Stan Lee 1922-2018
On November 12th at Cedars-Sinai Experimental Medical Radioactive Laboratory, comic book writer, editor, and publisher Stan “Stanley” Lee moved on to that great un-credited cameo in the sky.
He would have died sooner but Sony Studios held the rights to his death and were being real dicks about letting it happen, yet he still managed to die before any of his fans lost their virginity.
Dr. Strange determined that the cause of death was spider bite/radiation exposure/medical procedure mishap/military experiment gone wrong.
Against all odds, Stan Lee managed to turn his hobby of drawing big tits on scantily clad women into a career and he is the latest on a short list of great men to leave behind a legacy of things to which teenaged boys masturbate.
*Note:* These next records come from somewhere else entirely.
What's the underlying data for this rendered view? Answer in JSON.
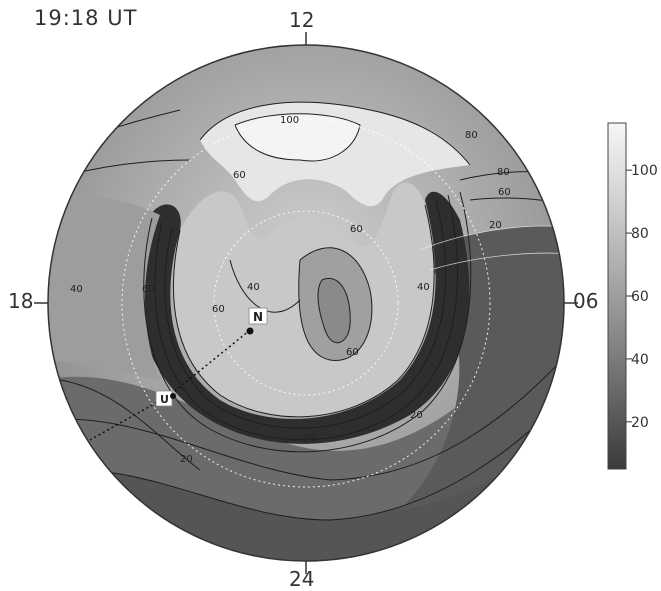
{
  "title": "19:18 UT",
  "local_time_labels": {
    "top": "12",
    "bottom": "24",
    "left": "18",
    "right": "06"
  },
  "markers": {
    "north_pole": "N",
    "station": "U"
  },
  "contour_labels": [
    "100",
    "80",
    "80",
    "60",
    "60",
    "60",
    "60",
    "60",
    "60",
    "40",
    "40",
    "40",
    "20",
    "20",
    "20",
    "20"
  ],
  "colorbar": {
    "ticks": [
      {
        "value": 100,
        "label": "100"
      },
      {
        "value": 80,
        "label": "80"
      },
      {
        "value": 60,
        "label": "60"
      },
      {
        "value": 40,
        "label": "40"
      },
      {
        "value": 20,
        "label": "20"
      }
    ],
    "min": 5,
    "max": 115
  },
  "colors": {
    "high": "#f4f4f4",
    "low": "#3a3a3a",
    "dark_band": "#2b2b2b",
    "frame": "#333333"
  }
}
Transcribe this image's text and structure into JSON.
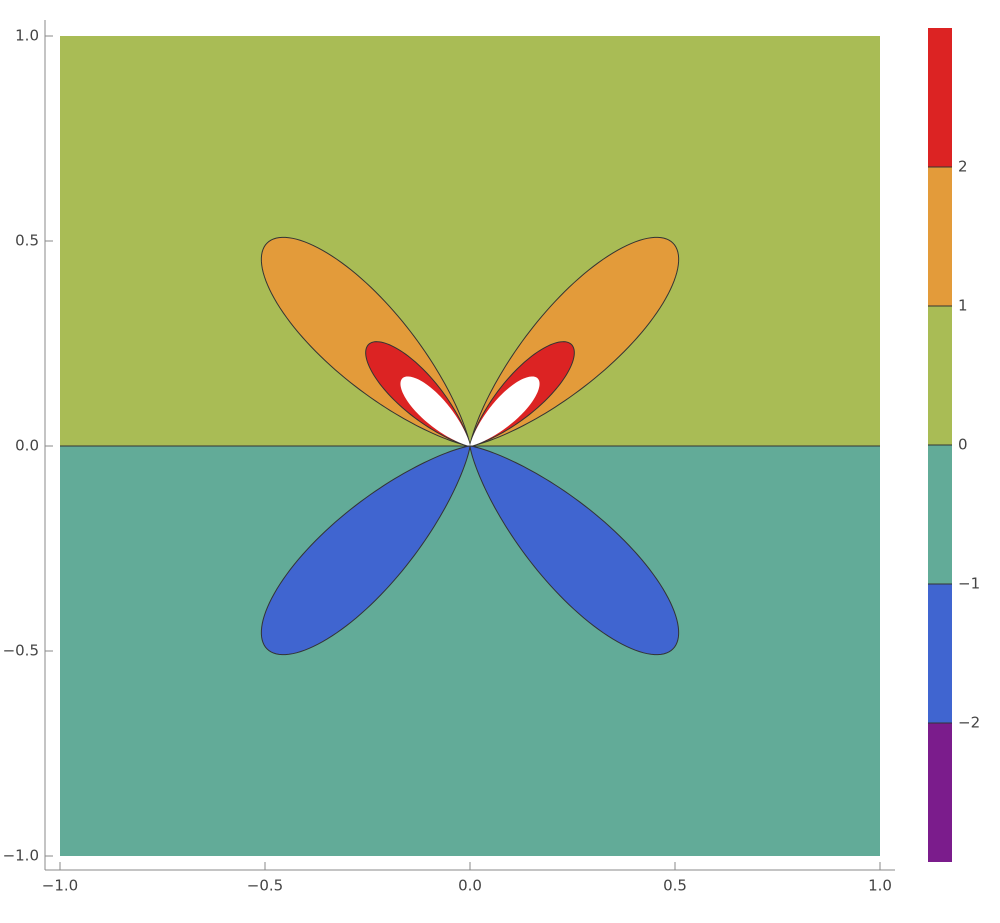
{
  "chart_data": {
    "type": "contour",
    "xlim": [
      -1,
      1
    ],
    "ylim": [
      -1,
      1
    ],
    "xticks": [
      {
        "value": -1,
        "label": "−1.0"
      },
      {
        "value": -0.5,
        "label": "−0.5"
      },
      {
        "value": 0,
        "label": "0.0"
      },
      {
        "value": 0.5,
        "label": "0.5"
      },
      {
        "value": 1,
        "label": "1.0"
      }
    ],
    "yticks": [
      {
        "value": -1,
        "label": "−1.0"
      },
      {
        "value": -0.5,
        "label": "−0.5"
      },
      {
        "value": 0,
        "label": "0.0"
      },
      {
        "value": 0.5,
        "label": "0.5"
      },
      {
        "value": 1,
        "label": "1.0"
      }
    ],
    "colorbar": {
      "lim": [
        -3,
        3
      ],
      "ticks": [
        {
          "value": -2,
          "label": "−2"
        },
        {
          "value": -1,
          "label": "−1"
        },
        0,
        1,
        2
      ],
      "colors": [
        "#7b1c8c",
        "#4065d0",
        "#62ab98",
        "#a9bc55",
        "#e39b3a",
        "#dc2323"
      ]
    }
  }
}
Some say in his later years he was losing his touch, inventing characters like…
The Delivery Guy
Male Nurse Man
Captain Pussy Grab
The Fantastic Four Fingered Homeless Lady
The Thing Obstructing My Urethra
The Invisible Girlfriend
Robot With Guns
Lee is survived by Larry King, who now holds the record for oldest Jew, and Kevin Smith, whom hasn’t been told the news for fear of another heart attack.
Upon death, he was rushed through the pearly gates of heaven by St. Peter who told Lee, “God’s been waiting for you. He needs to know what happens in the next Infinity War movie.”
A service will be held next blockbuster season at which Stan Lee will be brought back to life as a Hispanic teenage girl for the reboot.
She-Hulk will live forever in my spank bank, but as for you Stan Lee… you are dead to me.